Acceptable Risk by Robin Cook

“How else can you explain what happened?” Kim said fervently. “Prior to today I’d spent thirty-plus hours without so much as finding something from the sixteen hundreds much less Elizabeth’s diary. What made me look in that specific trunk?”

“OK!” Edward said soothingly. “I’m not going to try to talk you out of it. Calm down. I’m on your side.”

“I’m sorry,” Kim said. “I didn’t mean to get all worked up. I just came in here to tell you that I missed you.”

After a lingering goodnight kiss, Kim left Edward to his blueprints and stepped from the room. After closing Edward’s door she was bathed in moonlight coming through the half-bath window. From where she was standing she could see the black brooding mass of the castle silhouetted against the night sky. She shuddered; the scene reminded her of the backdrop of classic Dracula movies which used to terrify her as a teenager.

After descending the dark, enclosed staircase that took a full one-hundred-and-eighty-degree turn, Kim navigated through a sea of empty boxes that filled the foyer Stepping into the parlor, she looked up at Elizabeth’s portrait. Even in the dark Kim could see Elizabeth’s green eyes glowing as if they had an inner light.

“What are you trying to tell me?” Kim whispered to the painting.

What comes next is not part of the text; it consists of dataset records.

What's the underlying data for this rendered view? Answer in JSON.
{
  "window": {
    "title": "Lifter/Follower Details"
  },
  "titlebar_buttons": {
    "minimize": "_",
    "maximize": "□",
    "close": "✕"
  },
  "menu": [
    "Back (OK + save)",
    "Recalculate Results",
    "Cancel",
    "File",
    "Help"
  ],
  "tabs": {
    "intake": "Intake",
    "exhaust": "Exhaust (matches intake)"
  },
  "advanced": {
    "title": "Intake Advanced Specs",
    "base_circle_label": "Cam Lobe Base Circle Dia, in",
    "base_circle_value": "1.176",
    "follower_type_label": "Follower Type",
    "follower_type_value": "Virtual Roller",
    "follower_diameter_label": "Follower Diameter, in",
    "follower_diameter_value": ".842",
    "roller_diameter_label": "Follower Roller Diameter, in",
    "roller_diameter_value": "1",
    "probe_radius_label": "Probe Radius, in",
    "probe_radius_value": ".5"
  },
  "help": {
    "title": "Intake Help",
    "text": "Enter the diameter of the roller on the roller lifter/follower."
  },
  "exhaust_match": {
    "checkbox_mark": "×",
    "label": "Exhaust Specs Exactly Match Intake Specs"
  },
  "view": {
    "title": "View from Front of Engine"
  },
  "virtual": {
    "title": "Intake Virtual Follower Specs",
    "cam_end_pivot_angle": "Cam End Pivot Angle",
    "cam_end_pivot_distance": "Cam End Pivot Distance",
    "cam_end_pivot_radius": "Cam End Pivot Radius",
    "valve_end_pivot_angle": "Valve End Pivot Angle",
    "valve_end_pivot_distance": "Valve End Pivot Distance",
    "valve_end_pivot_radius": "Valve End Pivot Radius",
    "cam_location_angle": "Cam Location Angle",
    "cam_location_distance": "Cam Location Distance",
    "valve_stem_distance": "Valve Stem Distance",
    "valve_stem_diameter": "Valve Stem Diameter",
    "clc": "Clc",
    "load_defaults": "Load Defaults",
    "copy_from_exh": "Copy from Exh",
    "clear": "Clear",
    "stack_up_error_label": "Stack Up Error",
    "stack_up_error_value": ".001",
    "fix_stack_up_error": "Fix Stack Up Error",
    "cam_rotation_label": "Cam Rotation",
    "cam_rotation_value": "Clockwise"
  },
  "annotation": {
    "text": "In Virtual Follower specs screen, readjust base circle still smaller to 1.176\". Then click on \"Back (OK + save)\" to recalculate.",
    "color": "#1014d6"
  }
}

The instant she’d looked at it the feeling that Elizabeth was trying to give her a message came back in a rush along with a clear understanding that whatever the message was, it wasn’t in the diary. The diary was only a tease to goad Kim to further effort.

A sudden movement out of the corner of Kim’s eye brought a stifled scream to her lips, and her heart leaped in her chest. She raised her arms by reflex to protect herself, but then quickly lowered them. It was only Sheba leaping onto the game table.

Kim supported herself for a moment against the table. Her other hand was over her chest. She was embarrassed about the degree of her terror. It also indicated to her how tense she really was. 11 Early September 1994

The lab was finished, stocked with reagents, and opened during the first full week in September. Kim was glad. Although she had the month off and was available to sign receipts for the hundreds of daily deliveries, she was glad to be relieved of the duty. The person who relieved her was Eleanor Youngman.

Eleanor was the first person to start work officially in the lab. Several weeks previously she’d given her notice to Harvard that she was relinquishing her postdoctorate position, but it had taken her almost two weeks to wrap up all her projects and move to Salem.

Kim’s relationship with Eleanor improved but not drastically. It was cordial but stiff. Kim recognized that there was animosity on Eleanor’s part born of jealousy. At their first meeting Kim had intuitively sensed that Eleanor’s reverence for Edward included an unexpressed longing for a more personal relationship. Kim was amazed that Edward was blind to it. It was also a point of minor concern for her given her father’s history of licentious relationships with his so-called assistants.

The next occupants to arrive at the lab were the animals. They came midweek in the dead of the night. Edward and Eleanor supervised the unloading of the unmarked trucks and getting the menagerie of animals into the appropriate cages; Kim preferred to watch from the window of the cottage. She couldn’t see much of what was going on, but that was fine with her. Animal studies bothered her even though she understood their necessity.

Heeding the advice of the contractor and architect, Edward had established a policy that the less the community knew about what went on at the lab the better. He did not want any trouble with zoning laws or animal rights groups. This policy was aided by the natural insulation the compound enjoyed: a dense forest ringed with a high fence separated it from the surrounding community.

Toward the end of the first full week in September the other researchers began to arrive. With Edward and Eleanor’s assistance they secured rooms at the various bed and breakfast establishments sprinkled in and around Salem. Part of the contractual agreement with the researchers was that they come alone; they left their families temporarily behind to ease the stress of working around the clock for several months. The incentive was that everyone would become a millionaire once their stock was vested.